Good to hear you got it sorted. I can recall both Giants I owned having that same spacer on the drive side too, although they were 2x10 setups with 11-36 cassettes, so chain drop in reverse wasn't an issue anyway.
I'm assuming your new bike is boost, with Shimano boost cranks? If so, the chain ring will already be 3mm further out, and the BB spacer adds another 2.5mm. Clearly too much offset for the extended range cassette.
The reason for the spacer is some frames have a 92mm wide shell, others have a 89.5mm shell (why? who knows), and the cranks are designed for a total bottom bracket assembled width of 96mm (92mm shell + 2mm flange on each bearing housing). Therefore a 89.5mm shell needs a spacer to fill the remaining 2.5mm, otherwise the cranks will float laterally.
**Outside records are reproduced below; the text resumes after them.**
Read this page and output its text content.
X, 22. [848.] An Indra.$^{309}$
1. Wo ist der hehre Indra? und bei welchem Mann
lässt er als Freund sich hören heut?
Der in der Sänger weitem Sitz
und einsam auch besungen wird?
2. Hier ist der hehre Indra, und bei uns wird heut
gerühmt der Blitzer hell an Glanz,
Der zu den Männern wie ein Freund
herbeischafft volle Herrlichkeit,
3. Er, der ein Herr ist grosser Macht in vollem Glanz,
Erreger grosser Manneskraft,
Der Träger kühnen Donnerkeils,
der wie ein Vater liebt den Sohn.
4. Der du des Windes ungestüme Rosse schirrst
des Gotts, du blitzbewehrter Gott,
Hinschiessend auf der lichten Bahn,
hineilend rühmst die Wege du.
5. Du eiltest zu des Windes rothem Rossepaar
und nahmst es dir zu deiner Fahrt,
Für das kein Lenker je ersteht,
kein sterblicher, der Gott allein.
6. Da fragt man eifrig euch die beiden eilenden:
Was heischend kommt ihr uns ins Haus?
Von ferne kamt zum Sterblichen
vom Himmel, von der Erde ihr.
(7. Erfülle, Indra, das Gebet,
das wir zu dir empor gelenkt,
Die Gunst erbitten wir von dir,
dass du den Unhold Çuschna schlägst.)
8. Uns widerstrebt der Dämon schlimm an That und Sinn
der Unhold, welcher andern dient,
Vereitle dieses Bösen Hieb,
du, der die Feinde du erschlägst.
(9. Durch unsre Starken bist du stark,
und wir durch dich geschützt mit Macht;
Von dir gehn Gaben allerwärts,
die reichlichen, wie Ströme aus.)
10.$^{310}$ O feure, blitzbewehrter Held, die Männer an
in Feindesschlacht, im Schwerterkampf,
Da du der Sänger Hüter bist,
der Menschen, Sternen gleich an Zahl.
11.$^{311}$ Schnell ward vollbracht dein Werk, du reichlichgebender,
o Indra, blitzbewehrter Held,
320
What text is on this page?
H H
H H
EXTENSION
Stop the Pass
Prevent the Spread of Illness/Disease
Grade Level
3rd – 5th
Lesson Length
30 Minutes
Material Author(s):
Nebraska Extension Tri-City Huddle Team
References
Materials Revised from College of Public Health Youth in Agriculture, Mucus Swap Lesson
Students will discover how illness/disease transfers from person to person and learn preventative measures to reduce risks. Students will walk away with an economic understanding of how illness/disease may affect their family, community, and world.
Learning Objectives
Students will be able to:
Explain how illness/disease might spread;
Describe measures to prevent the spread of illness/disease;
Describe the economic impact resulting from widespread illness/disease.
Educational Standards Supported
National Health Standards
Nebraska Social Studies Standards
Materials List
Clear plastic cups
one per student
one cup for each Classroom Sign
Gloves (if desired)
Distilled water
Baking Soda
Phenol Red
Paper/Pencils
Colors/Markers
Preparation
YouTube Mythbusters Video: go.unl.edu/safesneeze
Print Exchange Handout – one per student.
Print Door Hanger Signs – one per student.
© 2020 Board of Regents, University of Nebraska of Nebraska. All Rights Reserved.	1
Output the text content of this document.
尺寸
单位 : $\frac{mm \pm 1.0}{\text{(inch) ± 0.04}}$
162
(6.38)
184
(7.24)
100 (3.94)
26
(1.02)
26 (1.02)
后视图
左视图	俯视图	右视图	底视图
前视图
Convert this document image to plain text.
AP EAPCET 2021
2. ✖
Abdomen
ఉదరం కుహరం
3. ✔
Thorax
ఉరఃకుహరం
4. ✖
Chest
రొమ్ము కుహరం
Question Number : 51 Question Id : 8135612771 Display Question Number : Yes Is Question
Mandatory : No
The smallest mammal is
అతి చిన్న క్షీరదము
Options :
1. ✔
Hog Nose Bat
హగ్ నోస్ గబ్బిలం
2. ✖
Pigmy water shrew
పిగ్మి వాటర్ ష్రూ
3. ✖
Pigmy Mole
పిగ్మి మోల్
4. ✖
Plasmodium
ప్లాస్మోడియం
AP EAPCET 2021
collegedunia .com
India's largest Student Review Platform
Traditionally the spacer has been fitted to the drive side in something of a throwback to threaded bottom brackets with outboard bearings which catered for the possibility of fitting a BB-mounted front derailleur or chainguide, so always had a spacer on the driveside in the absence of such an attachment. Given that a press-fit shell is too wide for such an attachment, it's less relevant which side the spacer, if required, goes on.
Boost spacing doesn't really come into play here. The extra 3mm offset at the chainring is to match the 3mm outboard offset of the cassette compared to a Q/R or 142mm T/A rear end, so the relative chainline remains the same, the whole lot is just shifted 3mm to the right. Coming back to a point I made earlier in this thread, the 11-sp. cassette is wider than 8,9 & 10-sp, with the extra width fiitted inboard. That results in greater chain deflection on low gear compared to an 8, 9 or 10-sp. drivetrain.